Manchester City v Watford - FA Cup Final
Gino Pozzo (Photo by Richard Heathcote/Getty Images)

La procura spagnola ha chiesto 12 anni di carcere per Gino Pozzo (figlio del patron dell’Udinese e del Watford Giampaolo e attuale membro del CdA del club friulano) e per Quique Pina, ex presidente del club andaluso Granada CF, per aver lucrato “attraverso il movimento illecito di denaro legato ai trasferimenti di giocatori”, in una accusa nata dall’Anticorruzione spagnola.
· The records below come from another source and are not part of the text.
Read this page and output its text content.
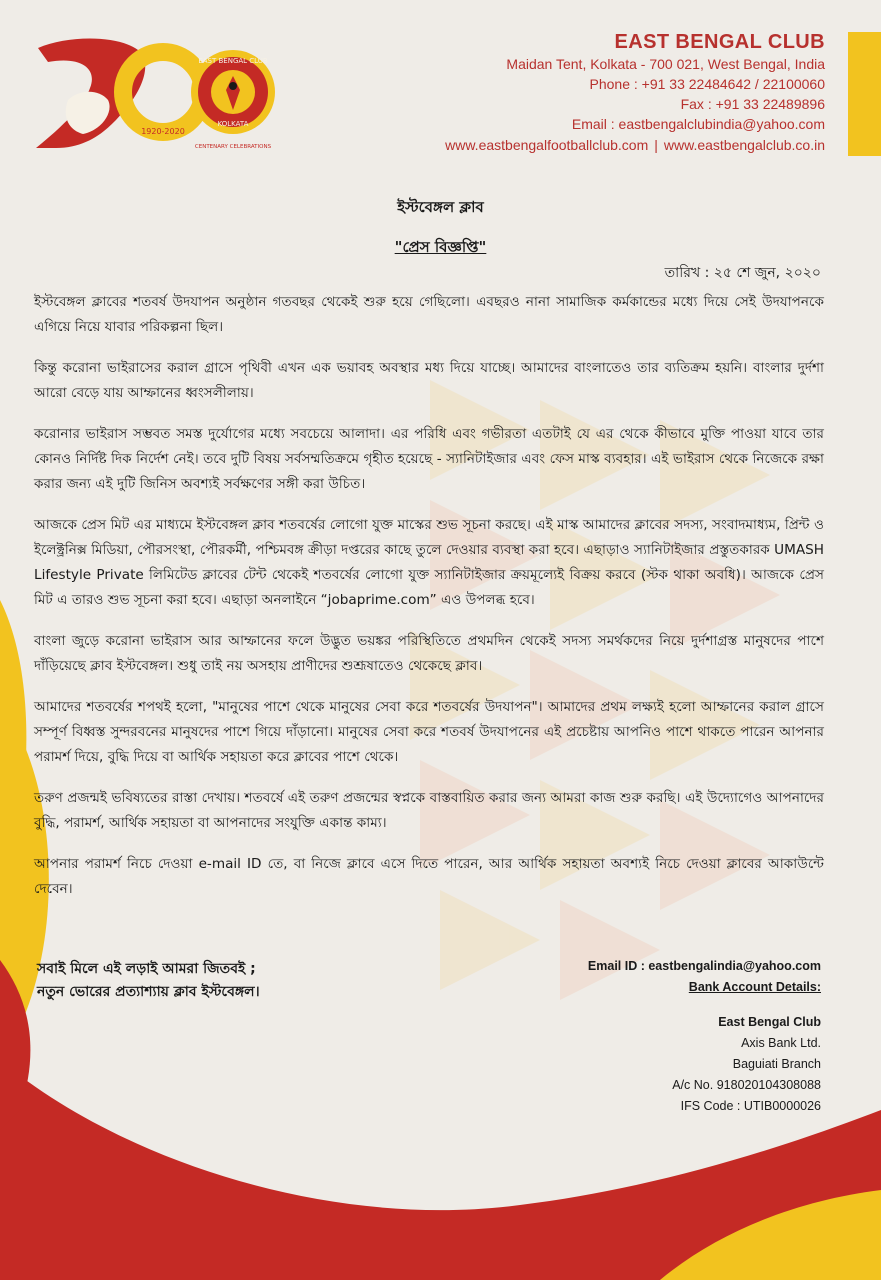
EAST BENGAL CLUB
KOLKATA
1920-2020
CENTENARY CELEBRATIONS
EAST BENGAL CLUB
Maidan Tent, Kolkata - 700 021, West Bengal, India
Phone : +91 33 22484642 / 22100060
Fax : +91 33 22489896
Email : eastbengalclubindia@yahoo.com
www.eastbengalfootballclub.com | www.eastbengalclub.co.in
ইস্টবেঙ্গল ক্লাব
"প্রেস বিজ্ঞপ্তি"
তারিখ : ২৫ শে জুন, ২০২০

ইস্টবেঙ্গল ক্লাবের শতবর্ষ উদযাপন অনুষ্ঠান গতবছর থেকেই শুরু হয়ে গেছিলো। এবছরও নানা সামাজিক কর্মকান্ডের মধ্যে দিয়ে সেই উদযাপনকে এগিয়ে নিয়ে যাবার পরিকল্পনা ছিল।

কিন্তু করোনা ভাইরাসের করাল গ্রাসে পৃথিবী এখন এক ভয়াবহ অবস্থার মধ্য দিয়ে যাচ্ছে। আমাদের বাংলাতেও তার ব্যতিক্রম হয়নি। বাংলার দুর্দশা আরো বেড়ে যায় আম্ফানের ধ্বংসলীলায়।

করোনার ভাইরাস সম্ভবত সমস্ত দুর্যোগের মধ্যে সবচেয়ে আলাদা। এর পরিধি এবং গভীরতা এতটাই যে এর থেকে কীভাবে মুক্তি পাওয়া যাবে তার কোনও নির্দিষ্ট দিক নির্দেশ নেই। তবে দুটি বিষয় সর্বসম্মতিক্রমে গৃহীত হয়েছে - স্যানিটাইজার এবং ফেস মাস্ক ব্যবহার। এই ভাইরাস থেকে নিজেকে রক্ষা করার জন্য এই দুটি জিনিস অবশ্যই সর্বক্ষণের সঙ্গী করা উচিত।

আজকে প্রেস মিট এর মাধ্যমে ইস্টবেঙ্গল ক্লাব শতবর্ষের লোগো যুক্ত মাস্কের শুভ সূচনা করছে। এই মাস্ক আমাদের ক্লাবের সদস্য, সংবাদমাধ্যম, প্রিন্ট ও ইলেক্ট্রনিক্স মিডিয়া, পৌরসংস্থা, পৌরকর্মী, পশ্চিমবঙ্গ ক্রীড়া দপ্তরের কাছে তুলে দেওয়ার ব্যবস্থা করা হবে। এছাড়াও স্যানিটাইজার প্রস্তুতকারক UMASH Lifestyle Private লিমিটেড ক্লাবের টেন্ট থেকেই শতবর্ষের লোগো যুক্ত স্যানিটাইজার ক্রয়মূল্যেই বিক্রয় করবে (স্টক থাকা অবধি)। আজকে প্রেস মিট এ তারও শুভ সূচনা করা হবে। এছাড়া অনলাইনে “jobaprime.com” এও উপলব্ধ হবে।

বাংলা জুড়ে করোনা ভাইরাস আর আম্ফানের ফলে উদ্ভুত ভয়ঙ্কর পরিস্থিতিতে প্রথমদিন থেকেই সদস্য সমর্থকদের নিয়ে দুর্দশাগ্রস্ত মানুষদের পাশে দাঁড়িয়েছে ক্লাব ইস্টবেঙ্গল। শুধু তাই নয় অসহায় প্রাণীদের শুশ্রূষাতেও থেকেছে ক্লাব।

আমাদের শতবর্ষের শপথই হলো, "মানুষের পাশে থেকে মানুষের সেবা করে শতবর্ষের উদযাপন"। আমাদের প্রথম লক্ষ্যই হলো আম্ফানের করাল গ্রাসে সম্পূর্ণ বিধ্বস্ত সুন্দরবনের মানুষদের পাশে গিয়ে দাঁড়ানো। মানুষের সেবা করে শতবর্ষ উদযাপনের এই প্রচেষ্টায় আপনিও পাশে থাকতে পারেন আপনার পরামর্শ দিয়ে, বুদ্ধি দিয়ে বা আর্থিক সহায়তা করে ক্লাবের পাশে থেকে।

তরুণ প্রজন্মই ভবিষ্যতের রাস্তা দেখায়। শতবর্ষে এই তরুণ প্রজন্মের স্বপ্নকে বাস্তবায়িত করার জন্য আমরা কাজ শুরু করছি। এই উদ্যোগেও আপনাদের বুদ্ধি, পরামর্শ, আর্থিক সহায়তা বা আপনাদের সংযুক্তি একান্ত কাম্য।

আপনার পরামর্শ নিচে দেওয়া e-mail ID তে, বা নিজে ক্লাবে এসে দিতে পারেন, আর আর্থিক সহায়তা অবশ্যই নিচে দেওয়া ক্লাবের আকাউন্টে দেবেন।

সবাই মিলে এই লড়াই আমরা জিতবই ;
নতুন ভোরের প্রত্যাশ্যায় ক্লাব ইস্টবেঙ্গল।
Email ID : eastbengalindia@yahoo.com
Bank Account Details:
East Bengal Club
Axis Bank Ltd.
Baguiati Branch
A/c No. 918020104308088
IFS Code : UTIB0000026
Come riportato dal quotidiano iberico El Pais, sono state rinviati a giudizio quattro imputati e nel suo atto d’accusa, il Ministero Pubblico chiede una condanna a dodici anni di carcere per i quattro imputati per tre reati aggravati contro l’Erario relativi all’Imposta sulle Società (IS) degli esercizi 2013, 2014 e 2015. Inoltre, propone multe di 36,5 milioni di euro per Pozzo (ex proprietario del club, che considera l’autore amteriale) e di 27,5 milioni per gli altri tre imputati, rispettivamente, come complici necessari.

La Procura sostiene che tutti loro “hanno messo in atto un piano criminale a lungo termine che, a partire dal prendere il controllo del Granada nel 2009 e mediante l’esecuzione di una strategia complessa, avrebbe permesso al club di trasferire artificialmente i guadagni ottenuti attraverso il trasferimento dei calciatori professionisti al Lussemburgo e di non pagarli in Spagna, ottenendo così un notevole profitto economico a discapito dell’Erario”.
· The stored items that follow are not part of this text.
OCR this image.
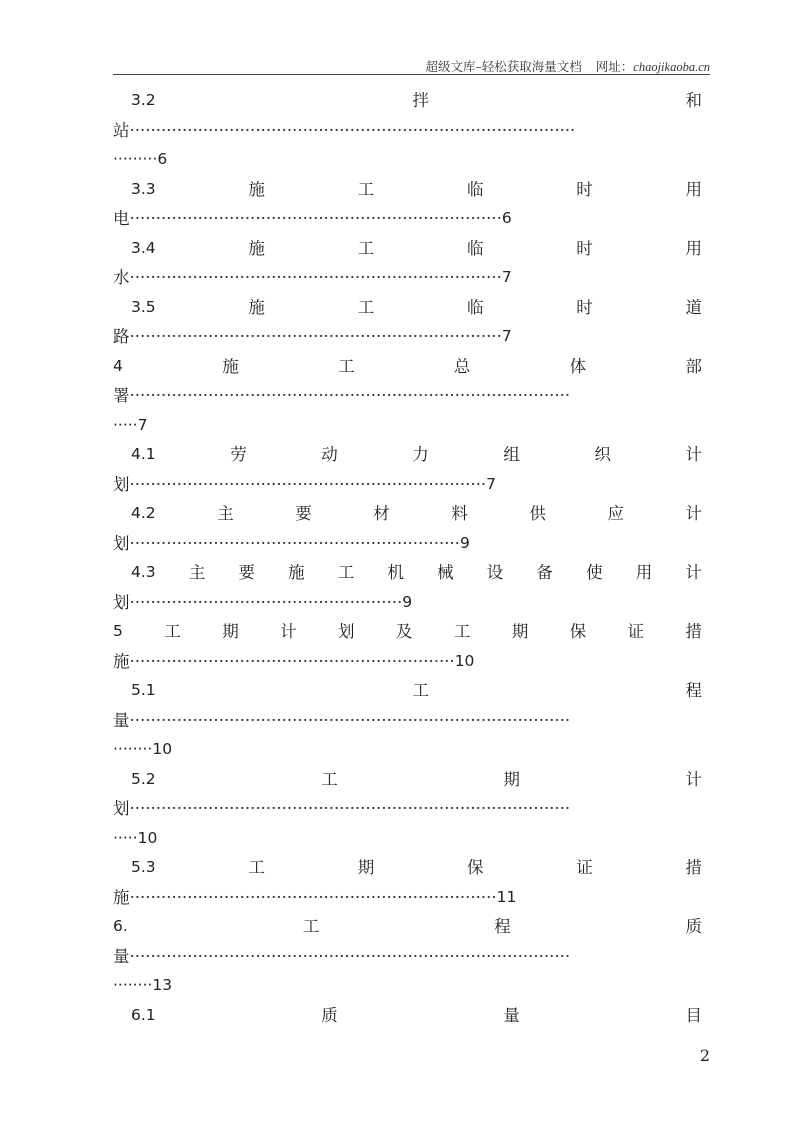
超级文库–轻松获取海量文档 网址：chaojikaoba.cn
3.2	拌	和
站 ·····················································································
·········6
3.3	施	工	临	时	用
电 ······································································· 6
3.4	施	工	临	时	用
水 ······································································· 7
3.5	施	工	临	时	道
路 ······································································· 7
4	施	工	总	体	部
署 ····················································································
·····7
4.1	劳	动	力	组	织	计
划 ···································································· 7
4.2	主	要	材	料	供	应	计
划 ······························································· 9
4.3 主 要 施 工 机 械 设 备 使 用 计
划 ···················································· 9
5	工	期	计	划	及	工	期	保	证	措
施 ······························································ 10
5.1	工	程
量 ····················································································
········10
5.2	工	期	计
划 ····················································································
·····10
5.3	工	期	保	证	措
施 ······································································ 11
6.	工	程	质
量 ····················································································
········13
6.1	质	量	目
2
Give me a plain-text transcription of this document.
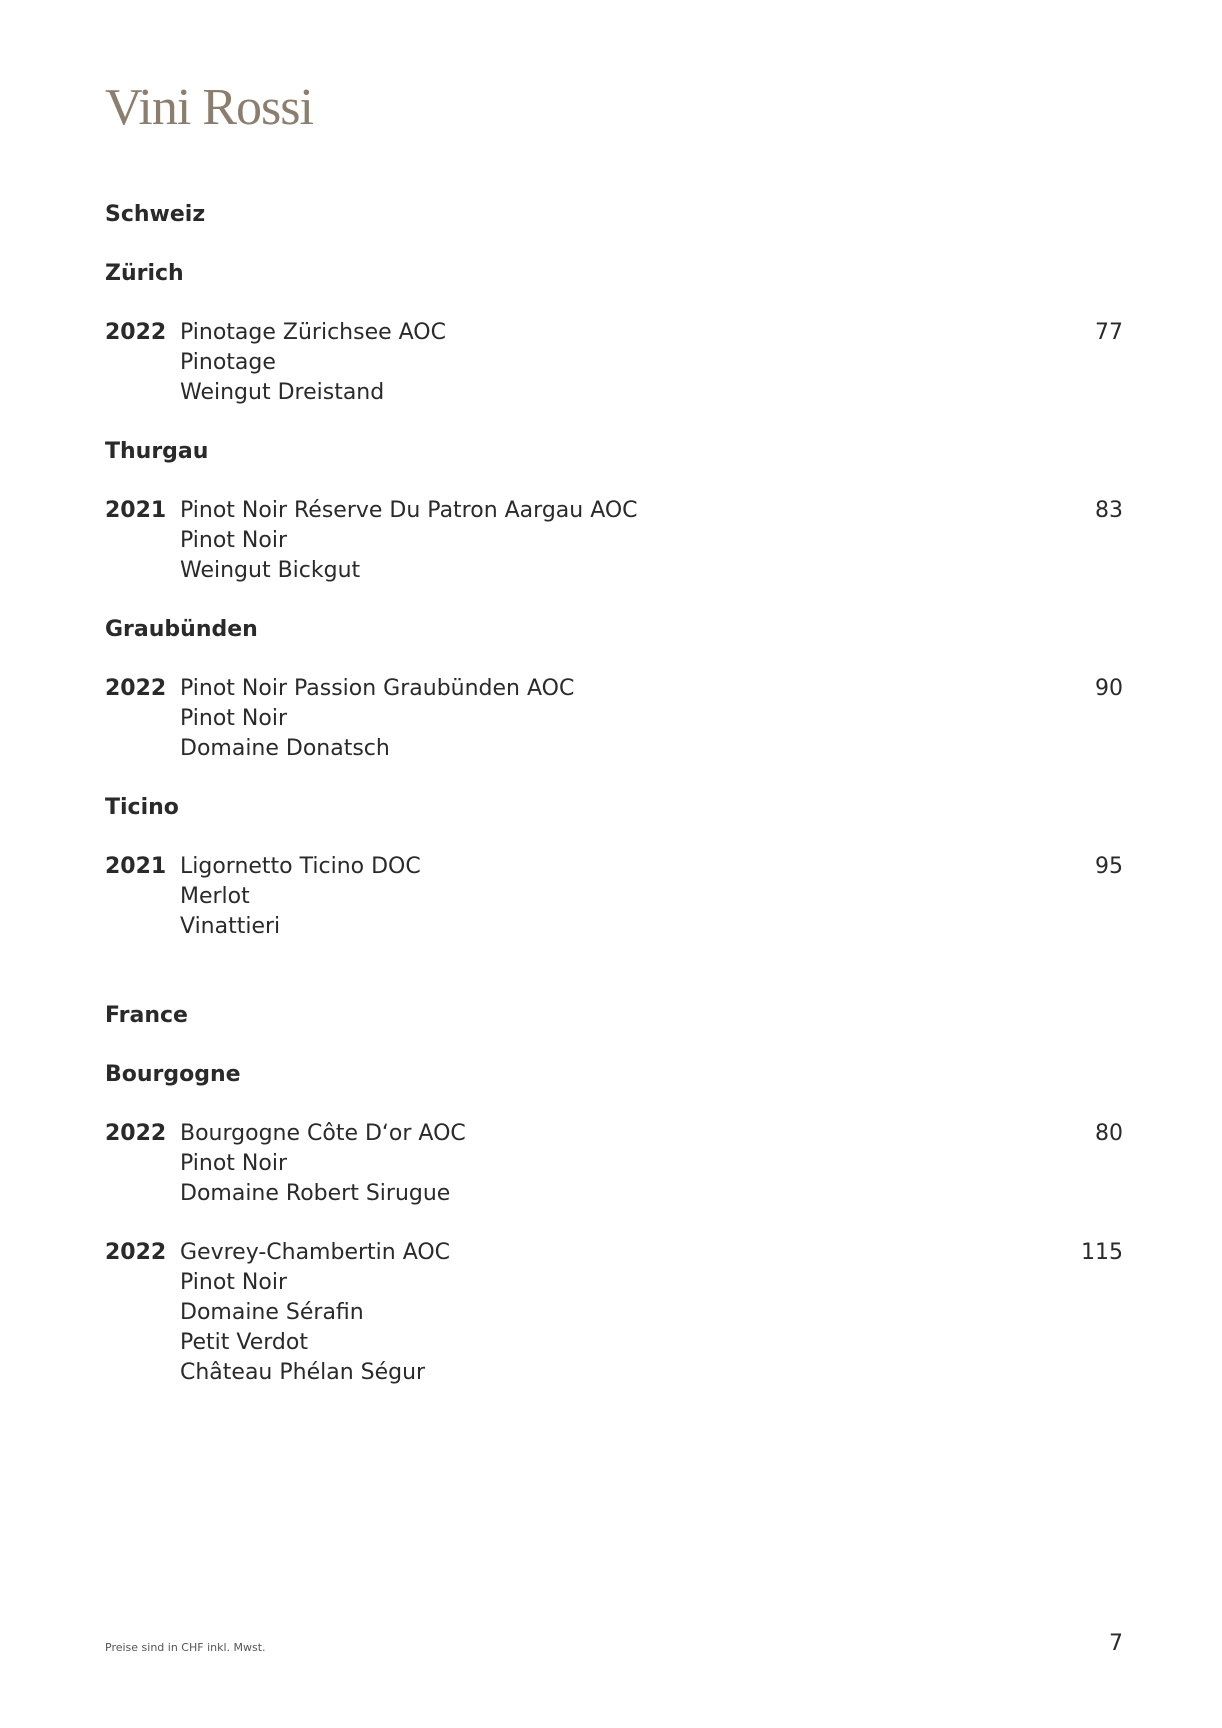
Vini Rossi
Schweiz
Zürich
2022 Pinotage Zürichsee AOC
Pinotage
Weingut Dreistand
77
Thurgau
2021 Pinot Noir Réserve Du Patron Aargau AOC
Pinot Noir
Weingut Bickgut
83
Graubünden
2022 Pinot Noir Passion Graubünden AOC
Pinot Noir
Domaine Donatsch
90
Ticino
2021 Ligornetto Ticino DOC
Merlot
Vinattieri
95
France
Bourgogne
2022 Bourgogne Côte D‘or AOC
Pinot Noir
Domaine Robert Sirugue
80
2022 Gevrey-Chambertin AOC
Pinot Noir
Domaine Sérafin
Petit Verdot
Château Phélan Ségur
115
Preise sind in CHF inkl. Mwst.	7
“Il principale meccanismo per attuare questa strategia consisteva nella simulazione di un finanziamento al Granada da parte dell’ente di cartolarizzazione lussemburghese Fifteen Securitisation, il cui titolare e amministratore è Raffaele de la Riva, sotto forma di un contratto di partecipazione tra entrambi gli enti, che avrebbe permesso al club di calcio di effettuare l’acquisto di un gruppo di calciatori professionisti, in cambio del 95% dell’importo dei loro futuri trasferimenti a un nuovo club di calcio professionistico”, racconta l’Anticorruzione.

Nel suo atto, il Ministero Pubblico spiega che “questo piano complesso partiva dalla necessità di prendere il controllo del Granada CF quando si trovava nella Segunda División B del calcio spagnolo”, cosa che Pozzo “riuscì a fare nel 2009 utilizzando una serie di strutture opache che ne ostacolavano l’identificazione come titolare effettivo dei fondi che venivano erogati”.
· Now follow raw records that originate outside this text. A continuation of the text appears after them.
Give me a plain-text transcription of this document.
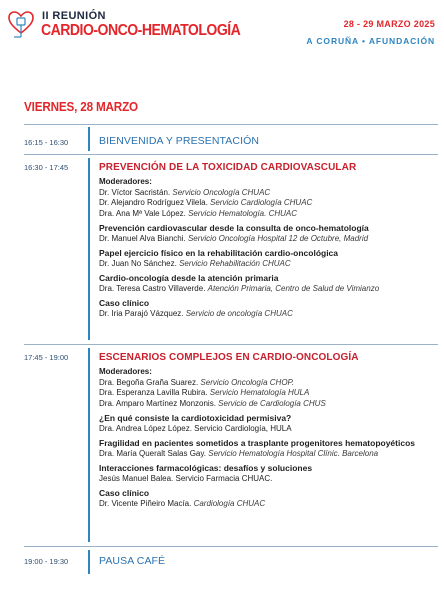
II REUNIÓN
CARDIO-ONCO-HEMATOLOGÍA	28 - 29 MARZO 2025
A CORUÑA • AFUNDACIÓN
VIERNES, 28 MARZO
16:15 - 16:30	BIENVENIDA Y PRESENTACIÓN
16:30 - 17:45	PREVENCIÓN DE LA TOXICIDAD CARDIOVASCULAR
Moderadores:
Dr. Víctor Sacristán. Servicio Oncología CHUAC
Dr. Alejandro Rodríguez Vilela. Servicio Cardiología CHUAC
Dra. Ana Mª Vale López. Servicio Hematología. CHUAC
Prevención cardiovascular desde la consulta de onco-hematología
Dr. Manuel Alva Bianchi. Servicio Oncología Hospital 12 de Octubre, Madrid
Papel ejercicio físico en la rehabilitación cardio-oncológica
Dr. Juan No Sánchez. Servicio Rehabilitación CHUAC
Cardio-oncología desde la atención primaria
Dra. Teresa Castro Villaverde. Atención Primaria, Centro de Salud de Vimianzo
Caso clínico
Dr. Iria Parajó Vázquez. Servicio de oncología CHUAC
17:45 - 19:00	ESCENARIOS COMPLEJOS EN CARDIO-ONCOLOGÍA
Moderadores:
Dra. Begoña Graña Suarez. Servicio Oncología CHOP.
Dra. Esperanza Lavilla Rubira. Servicio Hematología HULA
Dra. Amparo Martínez Monzonis. Servicio de Cardiología CHUS
¿En qué consiste la cardiotoxicidad permisiva?
Dra. Andrea López López. Servicio Cardiología, HULA
Fragilidad en pacientes sometidos a trasplante progenitores hematopoyéticos
Dra. María Queralt Salas Gay. Servicio Hematología Hospital Clínic. Barcelona
Interacciones farmacológicas: desafíos y soluciones
Jesús Manuel Balea. Servicio Farmacia CHUAC.
Caso clínico
Dr. Vicente Piñeiro Macía. Cardiología CHUAC
19:00 - 19:30	PAUSA CAFÉ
Questo denaro aveva, secondo la Procura, “una triplice finalità”. “In un primo momento, superare la crisi economica e il concordato preventivo nel quale si trovava immerso il club; successivamente, simulare l’acquisizione dei diritti sui calciatori professionisti della squadra da parte dell’ente Orange Chiffon Trading Limited; e infine, sottoscrivere il capitale sociale quando l’ente si trasformò in società anonima sportiva”, racconta il documento.

La Procura sottolinea che il Granada stava attraversando nel 2009 “difficoltà finanziarie che mettevano a rischio la sua continuità, e attraverso il concordato preventivo, i responsabili del club cercavano un contesto adeguato per risolverle e avviare un nuovo progetto sportivo economicamente sostenibile”. Tuttavia, l’Anticorruzione chiarisce che “la realtà è che il presunto finanziamento concesso dall’ente lussemburghese al club ha comportato un costo altissimo, che si può quantificare in termini assoluti in più di 45 milioni di euro, e in termini di interesse quasi al 50% annuo”.

Il Ministero Pubblico approfondisce nel suo atto i meccanismi che avrebbero utilizzato “per nascondere al fisco spagnolo i benefici ottenuti dai trasferimenti dei calciatori” contemporaneamente al mancato pagamento delle tasse all’Erario per i “benefici ottenuti”. Alcuni di questi movimenti riguardavano i calciatori Guilherme Siqueira, Mikel Rico, Yacine Brahimi, Allan Loureiro, Jeison Murillo o Daniel Pudil.

La Procura insiste sul fatto che la “condotta fraudolenta, principalmente da parte del presidente e del titolare effettivo del Granada, gli imputati Enrique Pina e Gino Pozzo, è stata effettuata a loro vantaggio”, poiché hanno ottenuto un “beneficio economico direttamente derivato dalle quote dell’Imposta sulle Società non versate e è stato possibile poiché la società non aveva instaurato tra il 2013 e il 2016 nessuna misura di supervisione, vigilanza e controllo del comportamento dei suoi dirigenti e subordinati gerarchici”.